Love - [...] We establish "closeness" by mutual physical contact. The kinds of contact depend on the relationship. The closer you are to another person the more you feel the emotion. Your eyebrows rise, your pupils widen, you smile and laugh and feel happy. You use open and dominant body language. You are more childlike: playful and uninhibited. You seek more contact. You need less sleep.

All of the descriptions are like this, and I think an excellent source when looking for mechanisms that facilitate the recognition of the more abstract patterns.

Other things that are candidates: 

  • Fear of height could work like the spider thing: The visual system detecting "height" based on depth information and a downward look and respond like in fear of spider thing with increased heart-rate and attention.
  • What we find beautiful could come from a heart-rate increase and or other positively valued responses to low-complexity visual cues like
    • the smoothness of visual features or easy to predict patterns ("clear forms") - at least easy to predict for shallow neuronal networks
    • Same for sound patterns - or maybe a spectrum with many small peaks as in surf or wind sounds or cafe conversation. 
  • The visual cues for sexual attraction are relatively well-known. Obviously, the strength of the endocrine response is high. It is plausible that the high number of different fetishes can be explained by the brain learning to associate anything with such a strong signal. Not just a single specific thing as in the spider response.

There's one issue that I don't have an answer yet: how would the visual system detect "height"? 
Could we presume there is a spatial engine that needs to be taught first, and then linked to this phobia?

Or would it make sense to have a straight link to a spatial predictive system instead, and if the system would predict that there's some uncertainty in if the agent suddenly needs more space to maneuver, and then that space is instead occupied with a void? At least *I* cannot look up when the fear of heights triggers, and get a sudden sensation of vertigo: I need to know where the closest brace-point is when I know falling might be imminent.

The visual system wouldn't detect the abstract concept of height, and that would be the brain's job to figure out by being primed on when the thing triggers and what else correlates with it.

I imagine the visual system would detect visual depth from binocular vision. Babies learn this in the first few months. It is one of the things that cause them distress when it gets activated in the brain. I don't know the research papers, but these might be starting pointers:

https://www.beltz.de/fileadmin/beltz/leseproben/978-3-621-27926-0.pdf (picture 2.2, German)   

https://www.thewonderweeks.com/babys-mental-leaps-first-year/ (week 26)

So visual depth you have without much learning - or with other priming steps ahead of that; I understand these are well researched). What is left is the vertical component, and I guess that it comes from the vestibular system. Looking down + visual depths = height trigger. 

It is funny that you mention the need to grasp something, and maybe that is the hard-wired cue: Close the hand. 

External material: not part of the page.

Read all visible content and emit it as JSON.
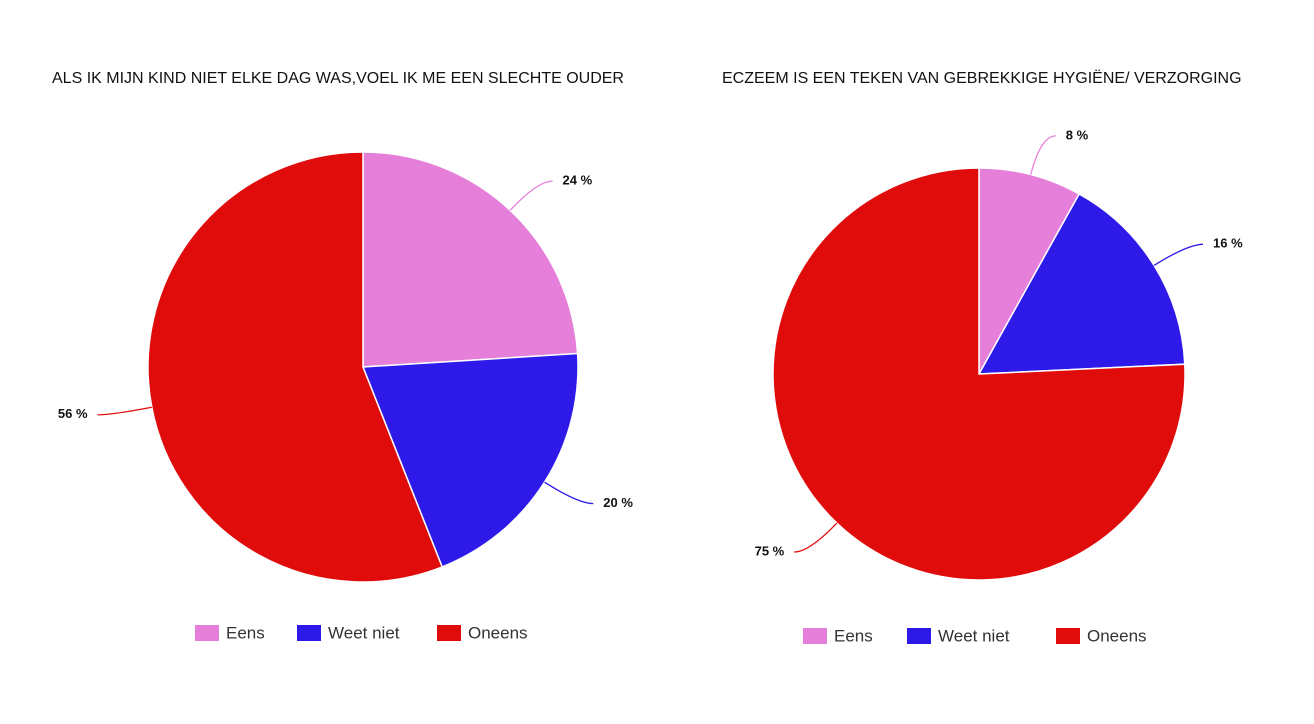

If I understood correctly, babies cannot focus their eyes properly for the first two months, and this may indicate they are learning some universal 3D-spatial models into their heads, as a prerequisite for many of the other instincts they have as later developmental windows. So there has to be some thread of signals that string this system to the later affects/instincts, such as the fear of heights. 

It is also funny to relate the ability of many ungulate babies ability to walk immediately on birth, meaning there has to be some seriously robust set of instincts that coordinate this for them. This blurs the ... requirements... between instinctual and learned coordination, but I believe in the end all cortex-having brains would benefit from moving away from instincts and into learned models.

I'll have to read this one too, thanks.